Raison, Culte de la Déesse de

Religion civique et naturaliste de la révolution française, vouée au culte de la Raison et de la Liberté et destinée à se substituer au christianisme. La Commune de Paris, sous la direction de Pierre Chaumette, a inauguré le culte par une cérémonie dans la cathédrale Notre-Dame (Nov. 10, 1793), trois jours après que Jean gobel, évêque constitutionnel de la capitale, eut été poussé à abdiquer son sacerdoce. Dans la cathédrale, un sanctuaire a été érigé en l’honneur de la Raison et de la Liberté. Devant le chœur, une montagne sacrée a été construite, surmontée d’un petit temple grec en l’honneur de la philosophie. Autour d’elle se trouvaient des bustes représentant des figures de proue des lumières (probablement Montesquieu, Rousseau, Voltaire et Benjamin Franklin). Une jeune chanteuse d’opéra, dont le nom reste incertain, s’est fait passer pour la Liberté et a été surnommée « Déesse de la raison. »Une flamme, symbole de vérité, brûlait sur un autel, tandis que des jeunes filles vêtues de blanc, portant des ceintures tricolores représentatives de l’allégeance à la République, portaient des torches de haut en bas de la montagne sacrée. Pendant ce temps, l’assemblée a chanté l’hymne d’André Chenier :  » Viens, Sainte Liberté, habite dans ce temple ; deviens la Déesse du peuple français. »
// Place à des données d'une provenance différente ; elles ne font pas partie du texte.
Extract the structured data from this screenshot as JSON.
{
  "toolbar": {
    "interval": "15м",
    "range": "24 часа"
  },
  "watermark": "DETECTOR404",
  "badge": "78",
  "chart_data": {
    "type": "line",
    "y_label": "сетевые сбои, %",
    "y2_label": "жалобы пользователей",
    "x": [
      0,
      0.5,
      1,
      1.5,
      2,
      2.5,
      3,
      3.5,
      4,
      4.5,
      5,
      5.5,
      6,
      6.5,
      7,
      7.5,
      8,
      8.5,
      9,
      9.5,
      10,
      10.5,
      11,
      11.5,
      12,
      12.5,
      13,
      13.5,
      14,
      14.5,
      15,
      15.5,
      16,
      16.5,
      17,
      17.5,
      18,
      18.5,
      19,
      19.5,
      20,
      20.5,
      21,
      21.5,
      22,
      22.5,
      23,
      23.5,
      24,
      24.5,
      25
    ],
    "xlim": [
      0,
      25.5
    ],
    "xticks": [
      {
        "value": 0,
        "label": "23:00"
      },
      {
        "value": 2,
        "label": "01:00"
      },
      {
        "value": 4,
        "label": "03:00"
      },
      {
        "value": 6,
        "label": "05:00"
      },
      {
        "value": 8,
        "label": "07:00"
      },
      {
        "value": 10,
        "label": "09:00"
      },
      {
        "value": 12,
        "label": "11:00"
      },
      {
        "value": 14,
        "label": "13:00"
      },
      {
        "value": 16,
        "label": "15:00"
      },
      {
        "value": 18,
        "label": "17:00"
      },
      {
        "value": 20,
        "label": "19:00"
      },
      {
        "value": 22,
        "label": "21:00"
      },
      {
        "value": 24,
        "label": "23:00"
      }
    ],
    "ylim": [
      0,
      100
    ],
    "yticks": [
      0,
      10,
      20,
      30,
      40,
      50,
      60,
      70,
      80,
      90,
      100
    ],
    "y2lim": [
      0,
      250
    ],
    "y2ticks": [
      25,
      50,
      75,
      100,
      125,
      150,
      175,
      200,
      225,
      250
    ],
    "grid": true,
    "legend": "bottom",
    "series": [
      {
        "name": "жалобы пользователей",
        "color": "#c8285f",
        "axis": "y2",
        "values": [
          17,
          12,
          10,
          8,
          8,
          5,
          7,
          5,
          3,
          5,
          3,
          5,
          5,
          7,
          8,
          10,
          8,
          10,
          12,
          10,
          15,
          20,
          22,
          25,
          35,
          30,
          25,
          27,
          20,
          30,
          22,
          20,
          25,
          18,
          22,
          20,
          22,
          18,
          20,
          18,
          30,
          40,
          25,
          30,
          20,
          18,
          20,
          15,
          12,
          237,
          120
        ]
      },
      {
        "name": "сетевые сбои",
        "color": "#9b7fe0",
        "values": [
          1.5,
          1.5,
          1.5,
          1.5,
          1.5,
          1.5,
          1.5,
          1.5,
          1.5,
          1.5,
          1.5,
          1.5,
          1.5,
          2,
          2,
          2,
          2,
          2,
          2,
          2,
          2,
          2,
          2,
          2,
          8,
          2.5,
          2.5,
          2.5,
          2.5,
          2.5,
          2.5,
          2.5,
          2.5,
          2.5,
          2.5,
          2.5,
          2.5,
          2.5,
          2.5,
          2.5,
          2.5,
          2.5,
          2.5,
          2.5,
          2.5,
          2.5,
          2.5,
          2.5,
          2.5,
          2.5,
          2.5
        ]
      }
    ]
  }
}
Au fur et à mesure que le culte s’étendait à d’autres régions de France, des modifications ont été introduites. Certains temples de la Raison reconnaissaient l’Être Suprême ; d’autres vénéraient Brutus ou Jean Marat. Les extrémistes révolutionnaires, qui tentaient de déchristianiser le pays, affirmaient que le christianisme était trop surnaturel pour s’opposer à la tyrannie et qu’il était en voie d’extinction. Ils espéraient accélérer le processus avec le nouveau culte. L’un de leurs principaux véhicules de propagande était le Moniteur du culte de la raison, édité par Pierre Chantreau. Les jacobins adoptèrent avec empressement le culte, même dans les provinces. Sur ordre de la commune (Nov. 24, 1793), toutes les églises de Paris ont été transformées en temples de la Raison. Le Culte de la Raison disparut rapidement, après que ses principaux représentants, Chaumette et Jacques Hébert, furent guillotinés (24 mars 1794) ; il fut supplanté par le Culte de l’être suprême (mai 1794).